Hands down, the most important nutrition change I made in terms of muscle gain was to ALWAYS have at least one, if not two, fast-digesting protein + carb drinks every single time I train. This strategy alone is more effective than any other supplementation one can do, in my opinion.

But, speaking of supplements, I do often use and recommend the no-nonsense, science-proven supplements like creatine monohydrate, beta-alanine, and branched-chain amino acids (BCAA).

So here’s what one of my two typical para-workout shakes look like:
  • 25g Whey Isolate
  • 30g Maltodextrin*
  • 7g BCAA
  • 3g Creatine
  • 2g Beta-Alanine

*Those who are more ectomorphic and/or have great insulin sensitivity should probably but the carbs up to about 50g or more.

Of course I implement other things like citrulline malate, various arginine compounds, and glutamine, etc, but the above is what I consider the fundamentals upon which other stuff should be added as needed.

For example, if someone is having gastrointestinal problems, training a lot, and tending to get sick, then they would most likely benefit tremendously from glutamine, as it plays critical roles in not only muscle tissue, but also in the GI tract, and in the immune system.

I know it is human nature to chase ‘shiny objects’ that grab our attention – like the latest and greatest supplement. But the key for anyone wanting to get results out of their supplements is to always choose the proven basics like whey protein, and fast-digesting carbs. And these days it’s pretty safe to put creatine, BCAAs, and even beta-alanine in this category.

The way I look at it, never spend money on something that may or may not work, unless you have already purchased and use what we do know to work.
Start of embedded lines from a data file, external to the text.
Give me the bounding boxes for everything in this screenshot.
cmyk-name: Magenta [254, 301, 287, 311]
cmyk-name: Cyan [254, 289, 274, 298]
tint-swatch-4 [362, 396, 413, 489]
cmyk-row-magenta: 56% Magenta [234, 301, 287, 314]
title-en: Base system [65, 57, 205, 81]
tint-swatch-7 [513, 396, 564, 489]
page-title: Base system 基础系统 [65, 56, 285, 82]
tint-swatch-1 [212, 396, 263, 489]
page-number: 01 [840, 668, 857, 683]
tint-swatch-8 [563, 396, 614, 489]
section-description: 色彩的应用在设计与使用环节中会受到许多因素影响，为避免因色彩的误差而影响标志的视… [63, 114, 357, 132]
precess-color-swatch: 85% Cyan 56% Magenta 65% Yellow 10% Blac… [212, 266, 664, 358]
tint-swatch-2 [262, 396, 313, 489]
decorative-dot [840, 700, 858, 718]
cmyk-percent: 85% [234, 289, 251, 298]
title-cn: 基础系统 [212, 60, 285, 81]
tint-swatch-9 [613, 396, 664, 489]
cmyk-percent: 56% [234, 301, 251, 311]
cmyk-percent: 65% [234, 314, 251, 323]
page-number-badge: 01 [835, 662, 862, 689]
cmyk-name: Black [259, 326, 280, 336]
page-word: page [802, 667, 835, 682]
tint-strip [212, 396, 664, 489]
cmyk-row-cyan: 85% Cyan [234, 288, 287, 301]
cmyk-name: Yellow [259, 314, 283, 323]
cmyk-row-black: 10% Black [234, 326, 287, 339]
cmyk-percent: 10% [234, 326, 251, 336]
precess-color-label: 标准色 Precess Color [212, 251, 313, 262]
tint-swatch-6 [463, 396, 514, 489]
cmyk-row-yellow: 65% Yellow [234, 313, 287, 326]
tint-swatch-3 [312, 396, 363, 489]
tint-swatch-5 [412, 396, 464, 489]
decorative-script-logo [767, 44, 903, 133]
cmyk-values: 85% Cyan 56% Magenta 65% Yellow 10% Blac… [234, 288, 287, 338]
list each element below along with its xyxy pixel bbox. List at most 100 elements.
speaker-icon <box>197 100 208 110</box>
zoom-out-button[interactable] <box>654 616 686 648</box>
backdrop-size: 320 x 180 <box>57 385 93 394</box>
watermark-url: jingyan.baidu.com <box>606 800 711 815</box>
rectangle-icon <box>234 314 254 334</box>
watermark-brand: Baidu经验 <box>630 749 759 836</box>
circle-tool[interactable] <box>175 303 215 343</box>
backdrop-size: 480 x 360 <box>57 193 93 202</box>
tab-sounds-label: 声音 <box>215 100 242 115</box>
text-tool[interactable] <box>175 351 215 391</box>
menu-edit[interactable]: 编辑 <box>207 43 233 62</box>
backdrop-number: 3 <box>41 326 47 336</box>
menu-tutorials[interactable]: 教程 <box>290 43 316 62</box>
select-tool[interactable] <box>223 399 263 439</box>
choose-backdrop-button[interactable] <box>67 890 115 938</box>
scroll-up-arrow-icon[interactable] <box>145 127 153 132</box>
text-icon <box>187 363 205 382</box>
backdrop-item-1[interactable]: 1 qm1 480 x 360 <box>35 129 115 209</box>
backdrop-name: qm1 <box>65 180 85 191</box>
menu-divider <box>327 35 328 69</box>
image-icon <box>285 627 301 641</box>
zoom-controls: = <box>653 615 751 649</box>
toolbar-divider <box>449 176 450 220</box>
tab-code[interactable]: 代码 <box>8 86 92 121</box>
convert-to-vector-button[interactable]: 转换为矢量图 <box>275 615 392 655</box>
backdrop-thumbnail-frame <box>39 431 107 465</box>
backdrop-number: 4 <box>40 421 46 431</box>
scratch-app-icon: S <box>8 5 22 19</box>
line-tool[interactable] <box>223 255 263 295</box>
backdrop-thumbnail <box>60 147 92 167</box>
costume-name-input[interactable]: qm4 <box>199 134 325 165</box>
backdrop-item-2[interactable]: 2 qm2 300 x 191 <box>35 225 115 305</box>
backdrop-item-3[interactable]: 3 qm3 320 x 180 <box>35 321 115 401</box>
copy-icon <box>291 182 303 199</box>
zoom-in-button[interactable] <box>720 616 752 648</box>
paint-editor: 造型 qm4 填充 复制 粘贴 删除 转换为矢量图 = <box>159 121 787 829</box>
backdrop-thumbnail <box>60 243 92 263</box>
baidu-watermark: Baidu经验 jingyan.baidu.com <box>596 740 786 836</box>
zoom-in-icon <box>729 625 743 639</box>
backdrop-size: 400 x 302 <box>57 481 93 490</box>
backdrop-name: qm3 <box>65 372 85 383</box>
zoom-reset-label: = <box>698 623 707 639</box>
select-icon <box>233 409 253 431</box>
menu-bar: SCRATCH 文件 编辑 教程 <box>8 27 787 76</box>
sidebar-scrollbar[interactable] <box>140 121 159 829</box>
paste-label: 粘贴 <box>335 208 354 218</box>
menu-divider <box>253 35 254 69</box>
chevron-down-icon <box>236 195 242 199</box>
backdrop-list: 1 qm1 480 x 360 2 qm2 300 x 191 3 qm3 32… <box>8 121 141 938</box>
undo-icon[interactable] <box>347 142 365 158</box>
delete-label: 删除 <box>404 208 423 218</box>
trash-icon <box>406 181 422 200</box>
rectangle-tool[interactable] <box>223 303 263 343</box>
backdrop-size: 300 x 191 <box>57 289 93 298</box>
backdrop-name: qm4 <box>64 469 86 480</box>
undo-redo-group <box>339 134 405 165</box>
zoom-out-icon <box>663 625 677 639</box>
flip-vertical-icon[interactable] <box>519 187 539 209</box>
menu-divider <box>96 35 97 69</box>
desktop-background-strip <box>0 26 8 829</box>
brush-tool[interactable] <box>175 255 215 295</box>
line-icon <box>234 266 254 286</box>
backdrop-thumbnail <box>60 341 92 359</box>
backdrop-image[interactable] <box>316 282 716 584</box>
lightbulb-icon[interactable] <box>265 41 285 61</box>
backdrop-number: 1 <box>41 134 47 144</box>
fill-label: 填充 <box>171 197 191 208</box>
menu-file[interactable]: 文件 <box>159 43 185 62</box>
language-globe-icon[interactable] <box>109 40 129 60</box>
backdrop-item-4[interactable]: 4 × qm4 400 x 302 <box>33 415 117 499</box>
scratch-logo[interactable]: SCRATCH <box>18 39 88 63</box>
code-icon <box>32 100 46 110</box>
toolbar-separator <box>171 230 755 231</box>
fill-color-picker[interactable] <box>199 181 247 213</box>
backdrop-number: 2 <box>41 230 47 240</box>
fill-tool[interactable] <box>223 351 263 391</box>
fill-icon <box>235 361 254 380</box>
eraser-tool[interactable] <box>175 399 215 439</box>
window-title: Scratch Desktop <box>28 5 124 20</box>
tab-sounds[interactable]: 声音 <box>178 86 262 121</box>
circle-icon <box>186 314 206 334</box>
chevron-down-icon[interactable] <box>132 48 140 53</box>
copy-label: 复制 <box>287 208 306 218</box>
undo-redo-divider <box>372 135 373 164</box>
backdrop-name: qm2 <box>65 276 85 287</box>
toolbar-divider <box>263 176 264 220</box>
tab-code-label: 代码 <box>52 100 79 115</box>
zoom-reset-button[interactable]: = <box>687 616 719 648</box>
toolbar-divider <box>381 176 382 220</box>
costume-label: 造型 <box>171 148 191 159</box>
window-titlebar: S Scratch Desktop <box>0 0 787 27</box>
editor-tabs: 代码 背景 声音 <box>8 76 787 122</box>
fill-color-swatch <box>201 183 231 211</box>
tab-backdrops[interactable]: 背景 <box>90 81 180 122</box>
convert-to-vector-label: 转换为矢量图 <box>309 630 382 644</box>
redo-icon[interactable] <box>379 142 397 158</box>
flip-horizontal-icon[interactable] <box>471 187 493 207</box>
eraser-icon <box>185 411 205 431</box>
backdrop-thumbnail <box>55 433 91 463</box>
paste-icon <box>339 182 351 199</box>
JOHN: Great information. Ok, one last question. Cardio for fat loss, what are your thoughts around that?

DR. CLAY: Sadness….sadness for people like me who absolutely MUST do cardio to get and/or stay relatively lean.

On a more serious note, my overall rule-of-thumb is this: the more cardio you do and the harder you do it, the faster you’ll lose fat. BUT, if you need to do more than two 60-minute sessions per day (which would, of course, be more steady state in nature like treadmill walking), then you’re not doing something right.

As a coach, I never recommend more than 120 minutes cardio per day; if the client isn’t losing fat quickly enough with that, then I consider it my fault.

Sure, hiking, trail walking, walking on the beach, bike riding on the weekend, and other stuff may last quite a few hours and that’s cool, of course. I’m talking about doing that much as a part of a regular cardio plan.

Along those lines, however, hardly ANYONE needs to worry about losing muscle doing cardio. That’s one of those things that serves no purpose other than to give one analysis paralysis…and yet one more reason why maybe they shouldn’t do cardio after all.

So, from my experience and observation, as long as we keep High Intensity Interval Training to no more than about an hour per week, and no more than about 60 minutes of walking done 10 x per week, then muscle loss will not be an issue.

Besides, who doesn’t look better having lost 10 pounds of fat, even if you did lose a couple ounces of muscle?

JOHN: Ok, agreed 100% on that. I want to thank you on behalf of the readers for your time, and insight. I look forward to doing this again sometime Dr. Clay. All the best!

DR. CLAY: Thank you John.

It has been a pleasure, and we’ll talk again!